Safe-output tools are not CompilerExtensions. If a safe output also needs compile-time MCP configuration, add that through the always-on SafeOutputsExtension declarations.

Adding a runtime

Runtimes live under src/runtimes/<name>/.

1. Add config types and helpers in mod.rs.
2. Implement CompilerExtension in extension.rs.
3. Return installation steps as typed Step::Task or Step::Bash in Declarations::agent_prepare_steps.
4. Return network hosts, bash commands, prompt supplements, env vars, mounts, and warnings through Declarations as needed.
5. Extend RuntimesConfig in src/compile/types.rs.
6. Re-export and collect the extension in src/compile/extensions/mod.rs.
7. Add tests for front-matter parsing and generated pipeline IR/YAML.

Adding a first-class tool

First-class tools live under src/tools/<name>/.

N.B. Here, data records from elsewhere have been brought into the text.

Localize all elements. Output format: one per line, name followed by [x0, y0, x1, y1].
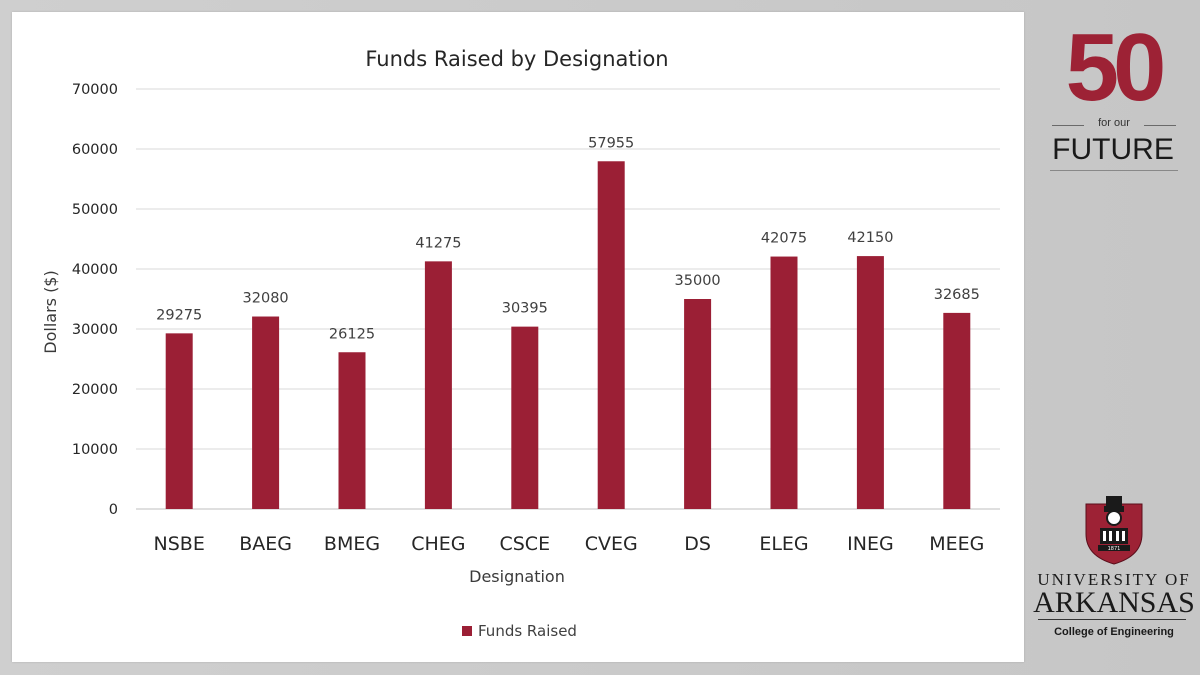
divider — [1144, 125, 1176, 126]
college-name: College of Engineering — [1054, 626, 1174, 638]
category-label: MEEG — [929, 533, 984, 555]
y-tick-label: 20000 — [72, 382, 118, 398]
bar-chart: Funds Raised by Designation 0 10000 20000 3… — [41, 47, 1000, 640]
divider — [1052, 125, 1084, 126]
data-label: 35000 — [675, 273, 721, 289]
category-label: BAEG — [239, 533, 292, 555]
bar — [597, 161, 625, 509]
data-label: 32080 — [243, 291, 289, 307]
divider — [1038, 619, 1186, 620]
anniversary-tagline-row: for our — [1052, 117, 1176, 133]
category-label: CSCE — [499, 533, 550, 555]
y-tick-label: 60000 — [72, 142, 118, 158]
university-name-top: UNIVERSITY OF — [1037, 570, 1191, 589]
university-seal-icon: 1871 — [1085, 496, 1143, 565]
y-tick-label: 40000 — [72, 262, 118, 278]
data-labels: 29275 32080 26125 41275 30395 57955 35000 42075… — [156, 135, 980, 342]
divider — [1050, 170, 1178, 171]
category-label: CHEG — [411, 533, 465, 555]
data-label: 42075 — [761, 231, 807, 247]
gridlines — [136, 88, 1000, 510]
y-tick-label: 10000 — [72, 442, 118, 458]
legend-label: Funds Raised — [478, 622, 577, 640]
bar — [424, 261, 452, 509]
anniversary-number: 50 — [1065, 14, 1167, 121]
category-label: ELEG — [759, 533, 808, 555]
data-label: 30395 — [502, 301, 548, 317]
legend-swatch — [462, 626, 472, 636]
bar — [511, 326, 539, 509]
y-tick-label: 50000 — [72, 202, 118, 218]
y-tick-label: 0 — [109, 502, 118, 518]
category-label: CVEG — [585, 533, 638, 555]
anniversary-tagline: for our — [1098, 117, 1130, 129]
bar — [338, 352, 366, 509]
category-label: INEG — [847, 533, 894, 555]
bar — [252, 316, 280, 509]
y-tick-label: 30000 — [72, 322, 118, 338]
university-name-main: ARKANSAS — [1033, 586, 1195, 619]
bars — [165, 161, 971, 509]
y-axis-title: Dollars ($) — [41, 270, 60, 353]
category-label: DS — [684, 533, 711, 555]
x-axis-title: Designation — [469, 567, 565, 586]
anniversary-word: FUTURE — [1052, 133, 1174, 166]
category-label: NSBE — [154, 533, 205, 555]
category-labels: NSBE BAEG BMEG CHEG CSCE CVEG DS ELEG INEG MEEG — [154, 533, 985, 555]
category-label: BMEG — [324, 533, 380, 555]
data-label: 29275 — [156, 307, 202, 323]
y-tick-label: 70000 — [72, 82, 118, 98]
bar — [165, 333, 193, 509]
legend: Funds Raised — [462, 622, 577, 640]
chart-panel: Funds Raised by Designation 0 10000 20000 3… — [12, 12, 1024, 662]
y-axis-ticks: 0 10000 20000 30000 40000 50000 60000 70000 — [72, 82, 118, 518]
bar — [943, 312, 971, 509]
bar — [770, 256, 798, 509]
seal-year: 1871 — [1108, 546, 1121, 552]
data-label: 57955 — [588, 135, 634, 151]
data-label: 42150 — [847, 230, 893, 246]
bar — [684, 299, 712, 509]
chart-title: Funds Raised by Designation — [365, 47, 668, 71]
data-label: 26125 — [329, 326, 375, 342]
data-label: 41275 — [415, 235, 461, 251]
data-label: 32685 — [934, 287, 980, 303]
bar — [856, 256, 884, 509]
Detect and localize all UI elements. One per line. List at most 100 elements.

1. Add config and helper code in mod.rs.
2. Implement CompilerExtension in extension.rs.
3. Return typed setup, prepare, finalize, detection, or SafeOutputs steps through Declarations.
4. Return MCPG servers, allowed Copilot tools, pipeline env mappings, AWF mounts/PATH entries, network hosts, and prompt supplements through the corresponding declaration fields.
5. Add execute.rs if the tool also runs in Stage 3.
6. Extend ToolsConfig in src/compile/types.rs and collect_extensions().
7. Add tests for config parsing, declarations, and emitted pipeline behavior.

Filter IR (src/compile/filter_ir.rs)

Trigger filter expressions still use the separate filter IR. It lowers PrFilters / PipelineFilters into typed checks, validates conflicts, and emits bash consumed by AdoScriptExtension declarations. The generated gate steps are now returned as typed IR steps instead of being spliced into YAML templates.

To add a new filter type:

1. Add a Fact variant if the filter needs a new data source.
2. Add a Predicate variant if it needs a new test shape.
3. Extend lowering from PrFilters or PipelineFilters in filter_ir.rs.
4. Add validation rules for impossible or redundant combinations.
5. Add lowering, validation, and codegen tests.

Bash step linting

tests/bash_lint_tests.rs compiles representative fixtures and runs shellcheck against every literal bash: body in generated YAML. When adding or modifying bash:

1. Run cargo test --test bash_lint_tests if shellcheck is available locally.
2. Fix findings such as unquoted variables, cd without failure handling, masked exit codes, and tilde-in-double-quotes.
3. If a finding is intentional, add a # shellcheck disable=SCxxxx comment immediately above the line in the bash body.

Do not add blanket set -eo pipefail to every step just to satisfy lint. Use targeted fail-fast behavior only when the step requires it.